The system administration fee is assessed on wholesale energy transactions and becomes part of the overall cost of electricity. The approximate impact on an average household using 1000 kilowatt-hours/month would be $0.57 per month under the proposed budget. If including the nodal surcharge of $0.17 per MWh, which is expected to expire in 2013, the total approximate impact would be $0.74 per month.
If the budget is approved by the board in May, a fee case will be filed with the Public Utility Commission for review and approval.
Director of System Planning Dan Woodfin presented an update on the CREZ Transmission Report which was filed with the Public Utility Commission April 2. The PUC filing is available on the ERCOT Web site.
Other ERCOT staff report highlights included:
- ERCOT is tracking 219 active generation requests, totaling over 100,000 MW (including 44,000 MW of wind generation);
- 210 MW of new generation went in service in March (80 MW coal unit upgrade in Bexar county and 130 MW of wind in Erath and Sterling counties);
- Laredo Peaking Power Plant signed an interconnection agreement last month for a 200-MW gas plant in Webb county, expected in-service May, 2008;
- Regional Planning Group is currently reviewing proposed transmission improvements totaling $206.3 million;
- The Wind Ancillary Services Study update was filed with the Public Utility Commission April 2.
- Switching activity in February was about the same as the prior year;
- Balancing energy prices continue to track natural gas prices which are up;
- Volatility in the West Hub continues as increased concentration of wind combined with transmission constraints produces expected swings in clearing prices;
- Five new qualified scheduling entities and one new retail electric provider were added in March.
- West to North zone congestion was recorded on 24 days in February, compared to no days in February 2007. North to West zone congestion was recorded on 15 days, compared to 2 days last year. North to South congestion totaled 4 days, and South to North, 2 days.
- Follow-up actions from the February 26 emergency grid event include:
- An independent wind generation forecast has been manually integrated into some of the operators’ tools;
- ERCOT staff met with Southwest Power Pool and AEP to clarify and improve the process for arranging emergency schedules over the North and East direct current ties;
- ERCOT staff is working with market participant stakeholder committees on wind integration and changes that may be needed to ancillary service procurement.
- The load forecast performance error for mid-term load forecast was 3.59 for February.
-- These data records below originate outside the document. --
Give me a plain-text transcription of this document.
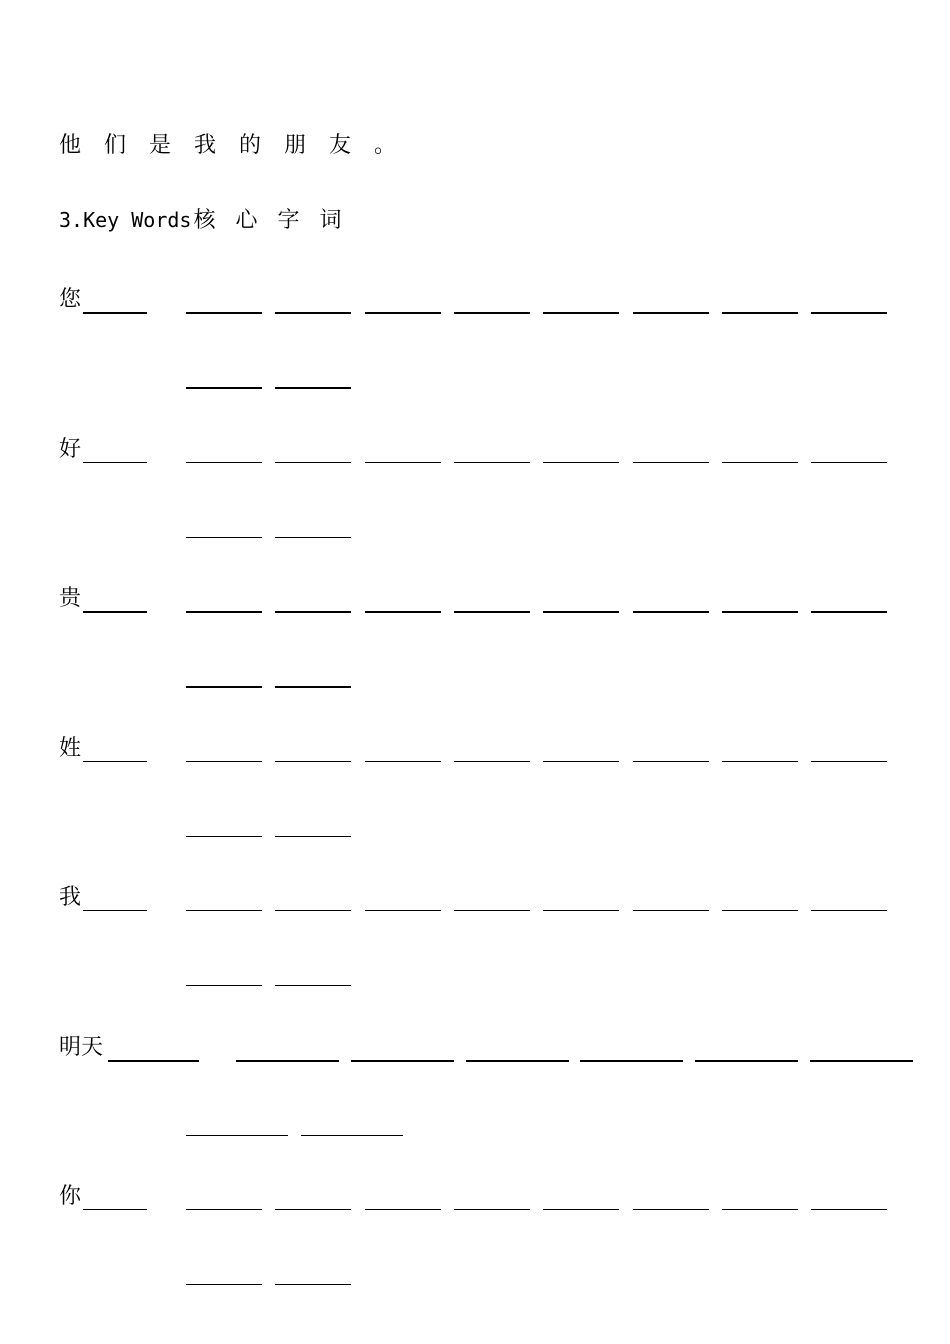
他们是我的朋友。
3.Key Words核心字词
您
好
贵
姓
我
明天
你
The error for 2008 year-to-date is 3.44, compared to 3.55 in 2007, 3.79 in 2006 and 4.56 in 2005.
Information Technology Report (March performance metrics):
- Retail transaction processing – 97.05 percent
- Texas Market Link availability – 97.13 percent
- MarkeTrak availability – 95.67 percent
CEO Bob Kahn presented testimony at a joint hearing of the Senate Business and Commerce and Senate Natural Resources Committees on April 15. Kahn’s presentation “Planning for Texas’ Energy Future” is available on the ERCOT Web site.
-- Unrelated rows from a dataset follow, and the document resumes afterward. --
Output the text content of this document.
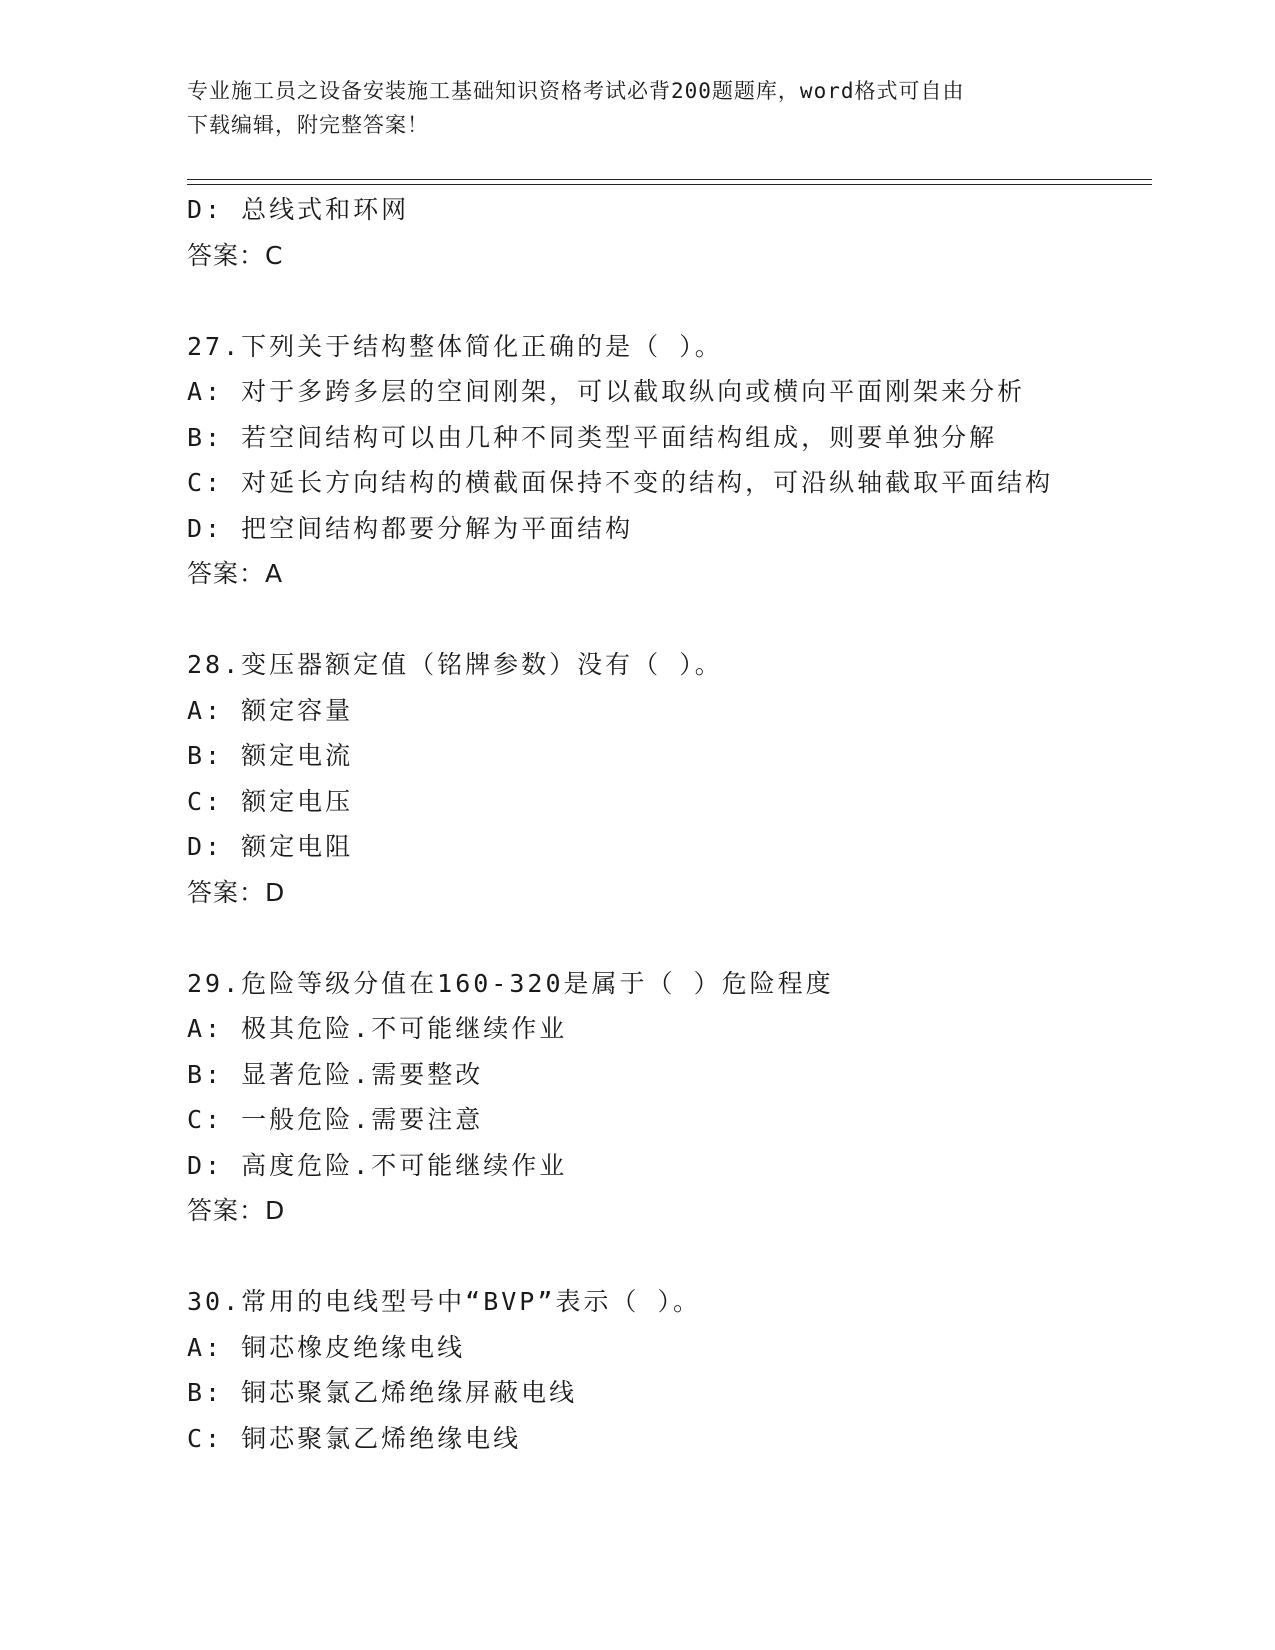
专业施工员之设备安装施工基础知识资格考试必背200题题库，word格式可自由
下载编辑，附完整答案！
D: 总线式和环网
答案：C
27.下列关于结构整体简化正确的是（ ）。
A: 对于多跨多层的空间刚架，可以截取纵向或横向平面刚架来分析
B: 若空间结构可以由几种不同类型平面结构组成，则要单独分解
C: 对延长方向结构的横截面保持不变的结构，可沿纵轴截取平面结构
D: 把空间结构都要分解为平面结构
答案：A
28.变压器额定值（铭牌参数）没有（ ）。
A: 额定容量
B: 额定电流
C: 额定电压
D: 额定电阻
答案：D
29.危险等级分值在160-320是属于（ ）危险程度
A: 极其危险.不可能继续作业
B: 显著危险.需要整改
C: 一般危险.需要注意
D: 高度危险.不可能继续作业
答案：D
30.常用的电线型号中“BVP”表示（ ）。
A: 铜芯橡皮绝缘电线
B: 铜芯聚氯乙烯绝缘屏蔽电线
C: 铜芯聚氯乙烯绝缘电线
ERCOT is a membership-based 501(c)(4) nonprofit corporation, governed by a board of directors and subject to oversight by the Public Utility Commission of Texas and the Texas Legislature. Its members include consumers, cooperatives, generators, power marketers, retail electric providers, investor-owned electric utilities, transmission and distribution providers and municipally owned electric utilities.